I believe that life is in fundamentally unfair, which is to say, I believe in grace.
I come from an achievement culture. My grandfather was born hardscrabble in a schoolteacher’s house and bootstrapped his way to the White House.
He wasn’t President, though he appeared likely to be for one thrilling moment early in the spring of 1968. But he served in President Nixon’s cabinet and as an advisor to other Presidents. He was the quintessential self-made man. No family pedigree, not even a college degree, just bull-nosed smarts and old-fashioned hard work.
That emphasis on work and self-reliance has been a powerful ethic in my life. But I have learned something else—a counter parable, if you will. I have learned that the lines that sketch the trajectory of our lives never go down straight. Life’s equations are logarithmic, not algebraic.
I’m thinking of my friend Chris who recently died of colon cancer. Chris lived right. He took care of himself and family. He worked hard. But just as his youngest daughter was entering elementary school, he began a long losing battle for his life.
For Chris, the list of achievements is matched by a shadow list. One with all the things he didn’t get to do. He didn’t get to see his daughters graduate from high school or meet their prom dates. He didn’t get to see his youngest dressed in green chiffon and aglow at her older sister’s wedding.
I think of a beautiful young composer I knew in New York City who literally got hit by a bus as she went to cross the street near Juilliard. All that music we never got to hear.
Life is full of random happenings. Things that happen TO us. For my grandfather it was happening to meet a Senator in Washington who liked him and hired him as a secretary even though he couldn’t type or take dictation. Or you could get colon cancer.

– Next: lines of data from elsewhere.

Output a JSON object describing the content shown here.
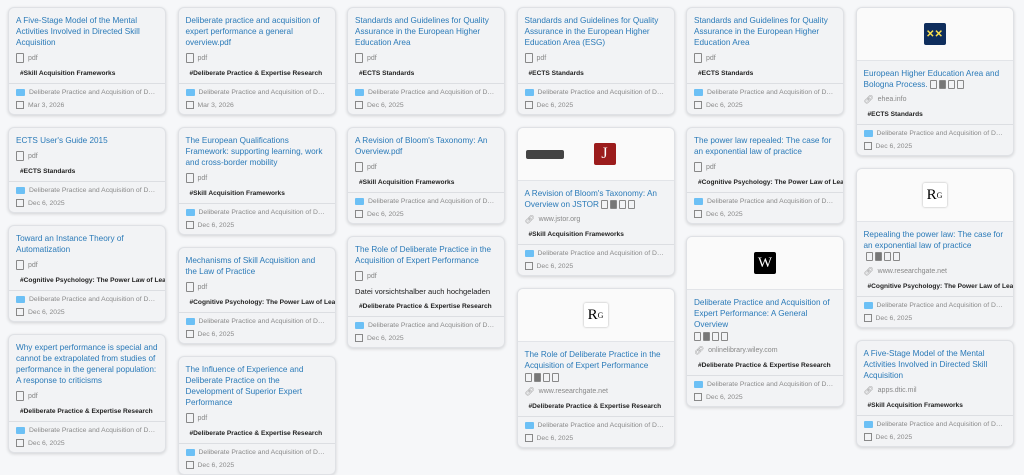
{
  "folder_label": "Deliberate Practice and Acquisition of Dom...",
  "columns": [
    [
      {
        "title": "A Five-Stage Model of the Mental Activities Involved in Directed Skill Acquisition",
        "type": "pdf",
        "tag": "#Skill Acquisition Frameworks",
        "date": "Mar 3, 2026"
      },
      {
        "title": "ECTS User's Guide 2015",
        "type": "pdf",
        "tag": "#ECTS Standards",
        "date": "Dec 6, 2025"
      },
      {
        "title": "Toward an Instance Theory of Automatization",
        "type": "pdf",
        "tag": "#Cognitive Psychology: The Power Law of Learning",
        "date": "Dec 6, 2025"
      },
      {
        "title": "Why expert performance is special and cannot be extrapolated from studies of performance in the general population: A response to criticisms",
        "type": "pdf",
        "tag": "#Deliberate Practice & Expertise Research",
        "date": "Dec 6, 2025"
      }
    ],
    [
      {
        "title": "Deliberate practice and acquisition of expert performance a general overview.pdf",
        "type": "pdf",
        "tag": "#Deliberate Practice & Expertise Research",
        "date": "Mar 3, 2026"
      },
      {
        "title": "The European Qualifications Framework: supporting learning, work and cross-border mobility",
        "type": "pdf",
        "tag": "#Skill Acquisition Frameworks",
        "date": "Dec 6, 2025"
      },
      {
        "title": "Mechanisms of Skill Acquisition and the Law of Practice",
        "type": "pdf",
        "tag": "#Cognitive Psychology: The Power Law of Learning",
        "date": "Dec 6, 2025"
      },
      {
        "title": "The Influence of Experience and Deliberate Practice on the Development of Superior Expert Performance",
        "type": "pdf",
        "tag": "#Deliberate Practice & Expertise Research",
        "date": "Dec 6, 2025"
      }
    ],
    [
      {
        "title": "Standards and Guidelines for Quality Assurance in the European Higher Education Area",
        "type": "pdf",
        "tag": "#ECTS Standards",
        "date": "Dec 6, 2025"
      },
      {
        "title": "A Revision of Bloom's Taxonomy: An Overview.pdf",
        "type": "pdf",
        "tag": "#Skill Acquisition Frameworks",
        "date": "Dec 6, 2025"
      },
      {
        "title": "The Role of Deliberate Practice in the Acquisition of Expert Performance",
        "type": "pdf",
        "note": "Datei vorsichtshalber auch hochgeladen",
        "tag": "#Deliberate Practice & Expertise Research",
        "date": "Dec 6, 2025"
      }
    ],
    [
      {
        "title": "Standards and Guidelines for Quality Assurance in the European Higher Education Area (ESG)",
        "type": "pdf",
        "tag": "#ECTS Standards",
        "date": "Dec 6, 2025"
      },
      {
        "thumb": "jstor",
        "logo_text": "J",
        "title": "A Revision of Bloom's Taxonomy: An Overview on JSTOR",
        "actions": "inline",
        "domain": "www.jstor.org",
        "tag": "#Skill Acquisition Frameworks",
        "date": "Dec 6, 2025"
      },
      {
        "thumb": "rg",
        "logo_text": "R",
        "logo_sup": "G",
        "title": "The Role of Deliberate Practice in the Acquisition of Expert Performance",
        "actions": "block",
        "domain": "www.researchgate.net",
        "tag": "#Deliberate Practice & Expertise Research",
        "date": "Dec 6, 2025"
      }
    ],
    [
      {
        "title": "Standards and Guidelines for Quality Assurance in the European Higher Education Area",
        "type": "pdf",
        "tag": "#ECTS Standards",
        "date": "Dec 6, 2025"
      },
      {
        "title": "The power law repealed: The case for an exponential law of practice",
        "type": "pdf",
        "tag": "#Cognitive Psychology: The Power Law of Learning",
        "date": "Dec 6, 2025"
      },
      {
        "thumb": "w",
        "logo_text": "W",
        "title": "Deliberate Practice and Acquisition of Expert Performance: A General Overview",
        "actions": "block",
        "domain": "onlinelibrary.wiley.com",
        "tag": "#Deliberate Practice & Expertise Research",
        "date": "Dec 6, 2025"
      }
    ],
    [
      {
        "thumb": "ehea",
        "logo_text": "✕✕",
        "title": "European Higher Education Area and Bologna Process.",
        "actions": "inline",
        "domain": "ehea.info",
        "tag": "#ECTS Standards",
        "date": "Dec 6, 2025"
      },
      {
        "thumb": "rg",
        "logo_text": "R",
        "logo_sup": "G",
        "title": "Repealing the power law: The case for an exponential law of practice",
        "actions": "inline",
        "domain": "www.researchgate.net",
        "tag": "#Cognitive Psychology: The Power Law of Learning",
        "date": "Dec 6, 2025"
      },
      {
        "title": "A Five-Stage Model of the Mental Activities Involved in Directed Skill Acquisition",
        "domain": "apps.dtic.mil",
        "tag": "#Skill Acquisition Frameworks",
        "date": "Dec 6, 2025"
      }
    ]
  ]
}
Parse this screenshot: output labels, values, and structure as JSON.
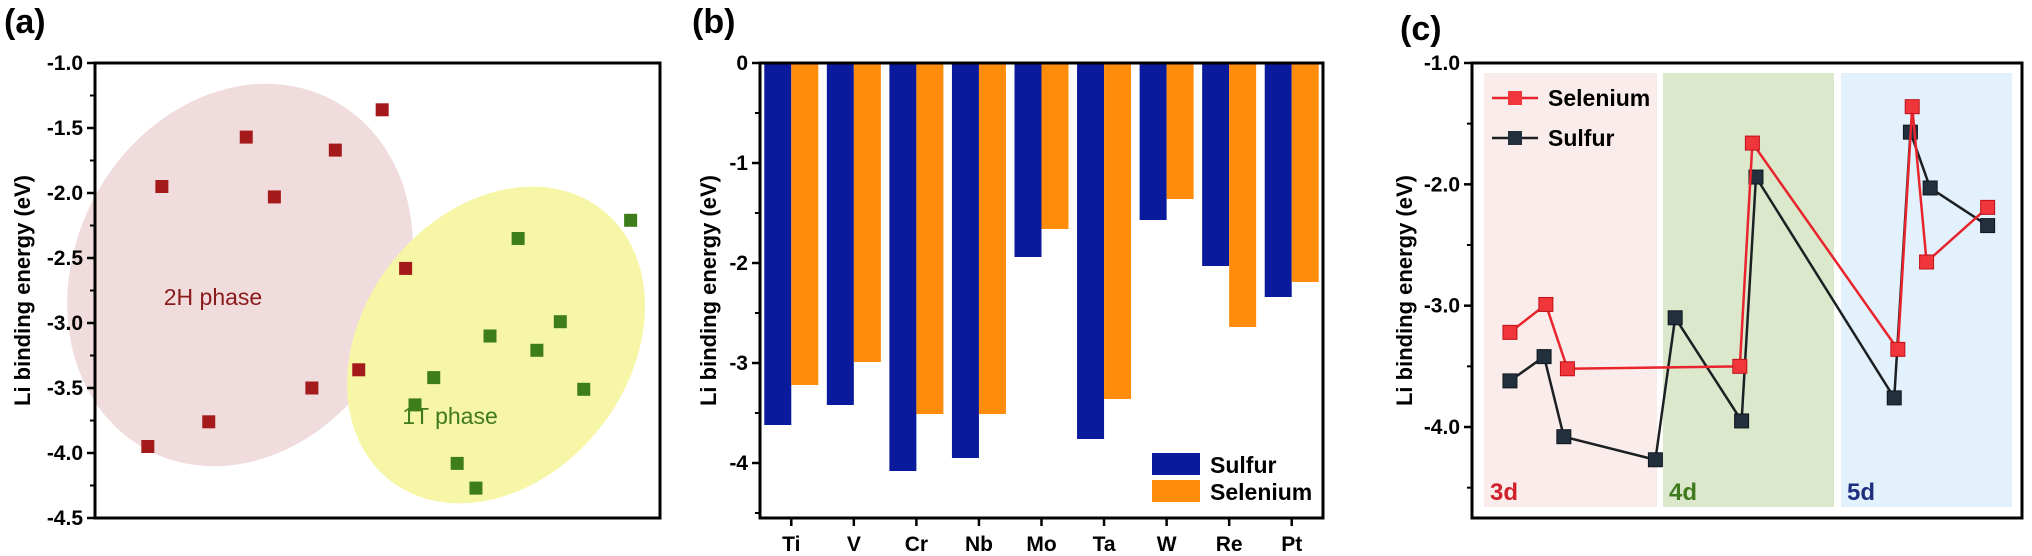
{
  "chart_data": [
    {
      "panel": "(a)",
      "type": "scatter",
      "ylabel": "Li binding energy (eV)",
      "ylim": [
        -4.5,
        -1.0
      ],
      "yticks": [
        "-1.0",
        "-1.5",
        "-2.0",
        "-2.5",
        "-3.0",
        "-3.5",
        "-4.0",
        "-4.5"
      ],
      "grid": false,
      "groups": [
        {
          "label": "2H phase",
          "color": "#a41a1a",
          "ellipse_color": "#f0dcdc",
          "label_color": "#8b1a1a",
          "points": [
            {
              "x": 0.07,
              "y": -3.95
            },
            {
              "x": 0.2,
              "y": -3.76
            },
            {
              "x": 0.28,
              "y": -1.57
            },
            {
              "x": 0.1,
              "y": -1.95
            },
            {
              "x": 0.34,
              "y": -2.03
            },
            {
              "x": 0.42,
              "y": -3.5
            },
            {
              "x": 0.47,
              "y": -1.67
            },
            {
              "x": 0.52,
              "y": -3.36
            },
            {
              "x": 0.57,
              "y": -1.36
            },
            {
              "x": 0.62,
              "y": -2.58
            }
          ]
        },
        {
          "label": "1T phase",
          "color": "#3d7d1a",
          "ellipse_color": "#f6f6a6",
          "label_color": "#3f7a1f",
          "points": [
            {
              "x": 0.64,
              "y": -3.63
            },
            {
              "x": 0.68,
              "y": -3.42
            },
            {
              "x": 0.73,
              "y": -4.08
            },
            {
              "x": 0.77,
              "y": -4.27
            },
            {
              "x": 0.8,
              "y": -3.1
            },
            {
              "x": 0.86,
              "y": -2.35
            },
            {
              "x": 0.9,
              "y": -3.21
            },
            {
              "x": 0.95,
              "y": -2.99
            },
            {
              "x": 1.0,
              "y": -3.51
            },
            {
              "x": 1.1,
              "y": -2.21
            }
          ]
        }
      ]
    },
    {
      "panel": "(b)",
      "type": "bar",
      "ylabel": "Li binding energy (eV)",
      "ylim": [
        -4.55,
        0
      ],
      "yticks": [
        "0",
        "-1",
        "-2",
        "-3",
        "-4"
      ],
      "categories": [
        "Ti",
        "V",
        "Cr",
        "Nb",
        "Mo",
        "Ta",
        "W",
        "Re",
        "Pt"
      ],
      "series": [
        {
          "name": "Sulfur",
          "color": "#0a1a9c",
          "values": [
            -3.62,
            -3.42,
            -4.08,
            -3.95,
            -1.94,
            -3.76,
            -1.57,
            -2.03,
            -2.34
          ]
        },
        {
          "name": "Selenium",
          "color": "#ff8c0a",
          "values": [
            -3.22,
            -2.99,
            -3.51,
            -3.51,
            -1.66,
            -3.36,
            -1.36,
            -2.64,
            -2.19
          ]
        }
      ],
      "legend": "bottom-right"
    },
    {
      "panel": "(c)",
      "type": "line",
      "ylabel": "Li binding energy (eV)",
      "ylim": [
        -4.75,
        -1.0
      ],
      "yticks": [
        "-1.0",
        "-2.0",
        "-3.0",
        "-4.0"
      ],
      "regions": [
        {
          "label": "3d",
          "color": "#fbecec",
          "text_color": "#d0212a"
        },
        {
          "label": "4d",
          "color": "#dbe8cc",
          "text_color": "#3f7a1f"
        },
        {
          "label": "5d",
          "color": "#e3f1fc",
          "text_color": "#1f2f7f"
        }
      ],
      "series": [
        {
          "name": "Selenium",
          "color": "#e8242c",
          "marker_color": "#f0353b",
          "points": [
            {
              "x": 0.5,
              "y": -3.22
            },
            {
              "x": 1.5,
              "y": -2.99
            },
            {
              "x": 2.1,
              "y": -3.52
            },
            {
              "x": 6.9,
              "y": -3.5
            },
            {
              "x": 7.25,
              "y": -1.66
            },
            {
              "x": 11.3,
              "y": -3.36
            },
            {
              "x": 11.7,
              "y": -1.36
            },
            {
              "x": 12.1,
              "y": -2.64
            },
            {
              "x": 13.8,
              "y": -2.19
            }
          ]
        },
        {
          "name": "Sulfur",
          "color": "#1c2023",
          "marker_color": "#22303e",
          "points": [
            {
              "x": 0.5,
              "y": -3.62
            },
            {
              "x": 1.45,
              "y": -3.42
            },
            {
              "x": 2.0,
              "y": -4.08
            },
            {
              "x": 4.55,
              "y": -4.27
            },
            {
              "x": 5.1,
              "y": -3.1
            },
            {
              "x": 6.95,
              "y": -3.95
            },
            {
              "x": 7.35,
              "y": -1.94
            },
            {
              "x": 11.2,
              "y": -3.76
            },
            {
              "x": 11.65,
              "y": -1.57
            },
            {
              "x": 12.2,
              "y": -2.03
            },
            {
              "x": 13.8,
              "y": -2.34
            }
          ]
        }
      ],
      "legend": "top-left"
    }
  ]
}
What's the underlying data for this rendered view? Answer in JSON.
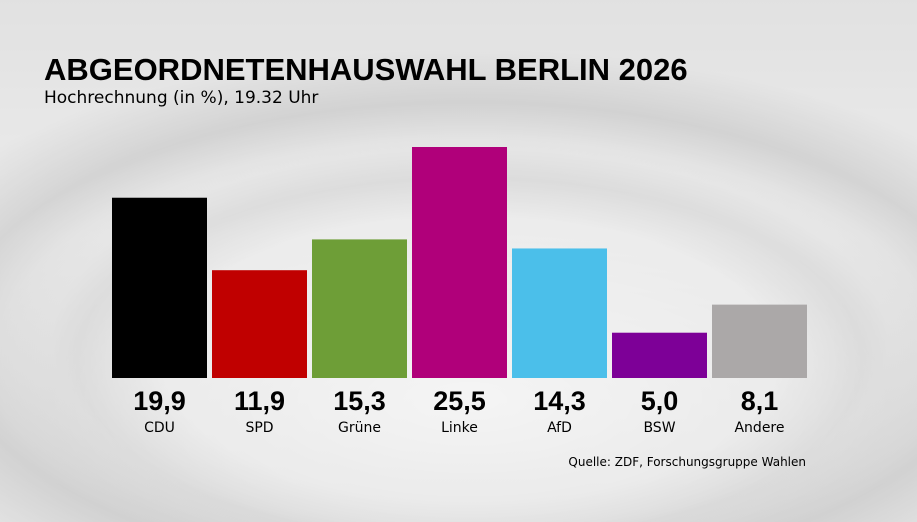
{
  "title": "ABGEORDNETENHAUSWAHL BERLIN 2026",
  "subtitle": "Hochrechnung (in %), 19.32 Uhr",
  "source": "Quelle: ZDF, Forschungsgruppe Wahlen",
  "chart_data": {
    "type": "bar",
    "title": "ABGEORDNETENHAUSWAHL BERLIN 2026",
    "subtitle": "Hochrechnung (in %), 19.32 Uhr",
    "categories": [
      "CDU",
      "SPD",
      "Grüne",
      "Linke",
      "AfD",
      "BSW",
      "Andere"
    ],
    "values": [
      19.9,
      11.9,
      15.3,
      25.5,
      14.3,
      5.0,
      8.1
    ],
    "value_labels": [
      "19,9",
      "11,9",
      "15,3",
      "25,5",
      "14,3",
      "5,0",
      "8,1"
    ],
    "colors": [
      "#000000",
      "#c00000",
      "#6e9e37",
      "#b0007a",
      "#4bbfea",
      "#7d0097",
      "#aba8a8"
    ],
    "ylim": [
      0,
      25.5
    ],
    "grid": false,
    "legend": "none"
  }
}
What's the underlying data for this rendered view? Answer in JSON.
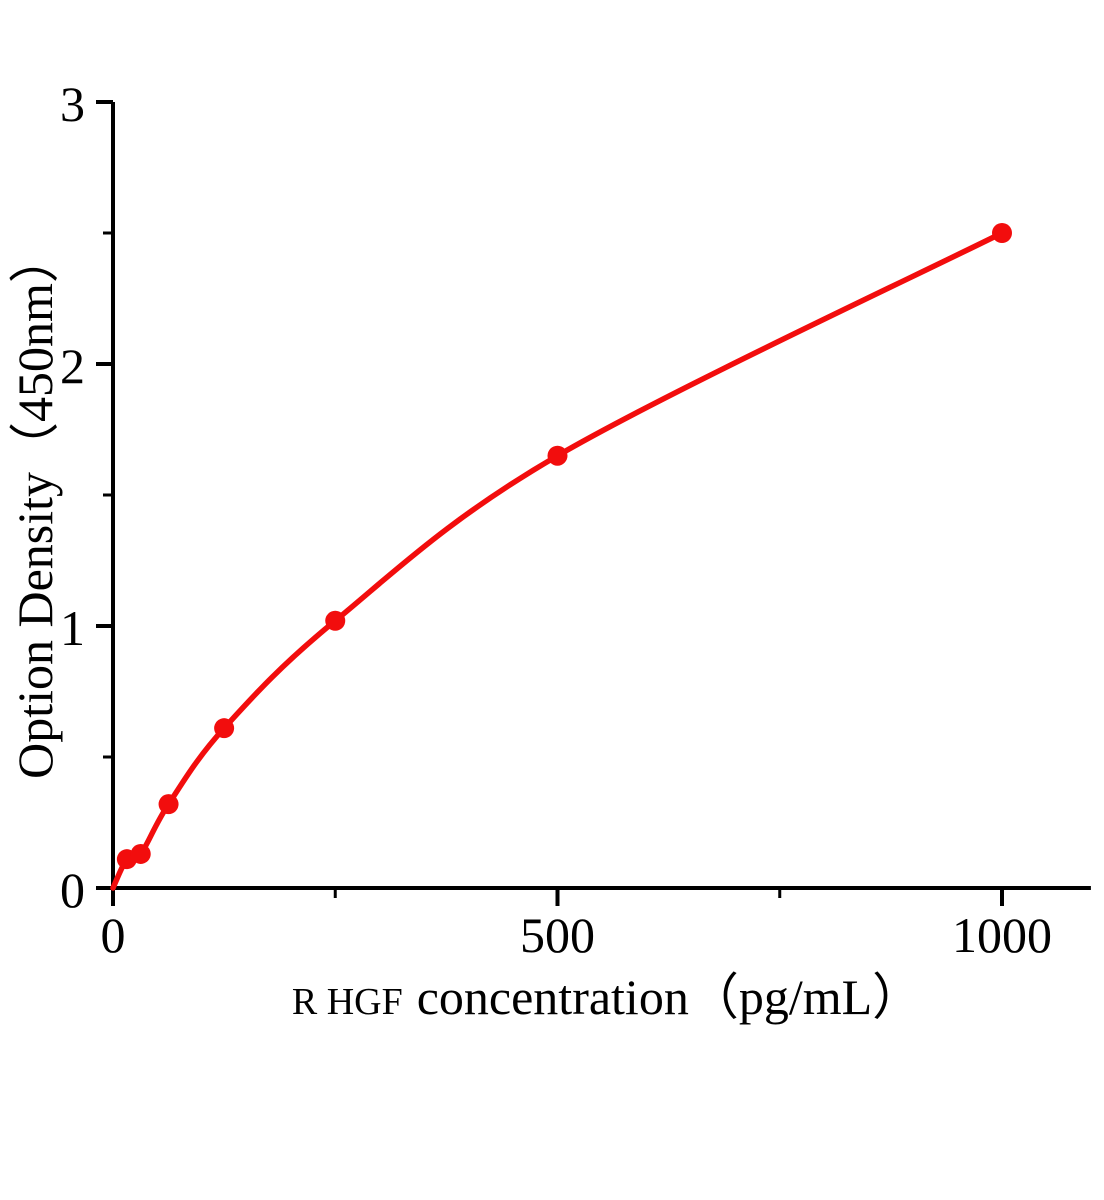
{
  "chart_data": {
    "type": "line",
    "title": "",
    "xlabel_prefix": "R HGF",
    "xlabel_main": "concentration（pg/mL）",
    "ylabel": "Option Density（450nm）",
    "points": [
      {
        "x": 0,
        "y": 0
      },
      {
        "x": 15.6,
        "y": 0.11
      },
      {
        "x": 31.2,
        "y": 0.13
      },
      {
        "x": 62.5,
        "y": 0.32
      },
      {
        "x": 125,
        "y": 0.61
      },
      {
        "x": 250,
        "y": 1.02
      },
      {
        "x": 500,
        "y": 1.65
      },
      {
        "x": 1000,
        "y": 2.5
      }
    ],
    "marker_start_index": 1,
    "xlim": [
      0,
      1100
    ],
    "ylim": [
      0,
      3
    ],
    "x_major_ticks": [
      0,
      500,
      1000
    ],
    "x_minor_ticks": [
      250,
      750
    ],
    "y_major_ticks": [
      0,
      1,
      2,
      3
    ],
    "y_minor_ticks": [
      0.5,
      1.5,
      2.5
    ],
    "grid": false,
    "legend": false,
    "line_color": "#f20d0d",
    "marker_color": "#f20d0d",
    "axis_color": "#000000"
  }
}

Of course, it’s not what we are given but what we do with it that matters. There’s enough human cruelty in the world alone to keep a good man down. But something elegant follows from the mere idea of life’s absurdity. Something like forgiveness.
Since we don’t all have the same materials to work with, we can’t be judged by our output alone. Taking the final tally of a race is compromised by the fact that everyone starts different places. You have to see the miles on the heart.
And so we must be patient and accepting with each other’s faults and failings. And each time I wake up early to feed MY little daughter, I can accept that as a gift.
The old poet of Ecclesiastes wrote, “the race is not to the swift, nor the battle to the strong, neither yet bread to the wise, nor yet riches to men of understanding…but time and chance happeneth to them all.”
We can stop worrying about whether life is fair. It’s not. It’s multiplicitous. So take in the view.